The problem clearly lies in the potential for the abuse of what should obviously be privliged information. Take a moment to consider the implications of each of the following possibilities.

Insurance companies could theoretically obtain access to confidential medical records and deny coverage to consumers. In fact, an insurance company wouldn't even need to get their hands on your medical records themselves.

Policy decisions could easily be made on the basis of the web sites you visit and the queries you type into search engines.

Does denying adequate health-care on the basis of searches for information about HIV or other potentially expensive (from the point of view of an insurer) diseases, sound fair to you?

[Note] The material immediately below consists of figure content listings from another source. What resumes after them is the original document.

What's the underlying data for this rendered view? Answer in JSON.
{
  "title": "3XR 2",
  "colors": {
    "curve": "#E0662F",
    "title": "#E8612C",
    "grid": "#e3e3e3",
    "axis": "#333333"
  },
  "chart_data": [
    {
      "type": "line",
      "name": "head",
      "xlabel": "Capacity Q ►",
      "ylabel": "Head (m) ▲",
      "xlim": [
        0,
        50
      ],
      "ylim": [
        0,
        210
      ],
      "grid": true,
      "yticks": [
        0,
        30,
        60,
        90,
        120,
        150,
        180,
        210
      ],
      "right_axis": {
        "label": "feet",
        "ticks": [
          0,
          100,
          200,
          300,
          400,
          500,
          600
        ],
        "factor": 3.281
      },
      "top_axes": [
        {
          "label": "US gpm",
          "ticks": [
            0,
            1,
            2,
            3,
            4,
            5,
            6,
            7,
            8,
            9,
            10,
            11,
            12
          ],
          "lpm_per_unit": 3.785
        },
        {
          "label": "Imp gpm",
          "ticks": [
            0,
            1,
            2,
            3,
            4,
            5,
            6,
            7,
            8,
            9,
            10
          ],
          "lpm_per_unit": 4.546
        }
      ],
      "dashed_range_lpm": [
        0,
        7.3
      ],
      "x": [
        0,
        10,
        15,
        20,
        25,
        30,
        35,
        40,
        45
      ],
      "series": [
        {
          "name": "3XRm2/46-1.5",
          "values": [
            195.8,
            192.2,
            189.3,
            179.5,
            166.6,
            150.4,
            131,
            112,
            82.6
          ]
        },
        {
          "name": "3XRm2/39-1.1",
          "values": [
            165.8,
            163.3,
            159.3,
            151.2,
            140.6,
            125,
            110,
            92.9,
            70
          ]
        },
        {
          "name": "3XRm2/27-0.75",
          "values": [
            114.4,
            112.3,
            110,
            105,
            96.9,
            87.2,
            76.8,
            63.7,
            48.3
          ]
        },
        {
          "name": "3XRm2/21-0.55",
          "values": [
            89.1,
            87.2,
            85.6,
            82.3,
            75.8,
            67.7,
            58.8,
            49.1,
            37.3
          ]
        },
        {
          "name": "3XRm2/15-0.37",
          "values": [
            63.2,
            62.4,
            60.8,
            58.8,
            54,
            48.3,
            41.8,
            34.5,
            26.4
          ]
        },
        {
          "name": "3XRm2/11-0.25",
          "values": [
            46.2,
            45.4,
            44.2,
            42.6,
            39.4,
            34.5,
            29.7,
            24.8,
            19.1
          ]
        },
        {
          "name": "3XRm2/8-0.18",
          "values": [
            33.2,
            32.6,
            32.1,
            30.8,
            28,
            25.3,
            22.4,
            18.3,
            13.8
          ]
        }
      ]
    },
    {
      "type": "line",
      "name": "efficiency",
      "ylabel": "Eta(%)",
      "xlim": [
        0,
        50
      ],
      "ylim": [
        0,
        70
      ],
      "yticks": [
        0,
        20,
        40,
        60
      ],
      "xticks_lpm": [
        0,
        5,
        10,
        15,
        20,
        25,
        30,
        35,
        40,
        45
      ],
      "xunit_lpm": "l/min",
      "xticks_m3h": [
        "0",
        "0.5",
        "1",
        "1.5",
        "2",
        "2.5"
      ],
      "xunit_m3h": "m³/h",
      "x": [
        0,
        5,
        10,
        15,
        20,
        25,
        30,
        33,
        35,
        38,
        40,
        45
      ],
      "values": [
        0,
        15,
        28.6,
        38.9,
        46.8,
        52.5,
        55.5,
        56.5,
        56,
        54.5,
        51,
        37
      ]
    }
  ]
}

Another hypothetical - an employer decides to do a thorough web-based background check. In addition to hiring an agency to look into your driving record, history of past drug use, possible criminal associations and so on, the employer can easily find out what you've been up to on the net. Personal home pages can be examined. (And are).

Posts to discussion groups and newsgroups can remain in cyberspace for eternity. It doesn't take a particularly clever employer to have sometime take an hour or two and check out what you have to say about the upcoming election or what your posted views on gun control might be.

Under the circumstances many surfers (regardless of whether you have something to hide) you many l want to consider taking preventative measures. Sites like the Anonymizer are a good first line of defense.

The Anonymizer is intended to combat such abuses by allowing users to cover their tracks. Visit the Anonymizer before you start your surfing session and your movements will be masked. You'll appear on server logs only as an anonymous visitor.

The site also provides an anonymous hosting service for those who want to post a web site but prefer their identity to remain undisclosed.

Critics claim software like this is an open door for criminals (pedophiles in netpol) to mask their movements, a valid concern for government agencies and law enforcement trying to maintain order on the web. However, in this case, the constitutional issues involved outweigh any possible damage the criminal element could do.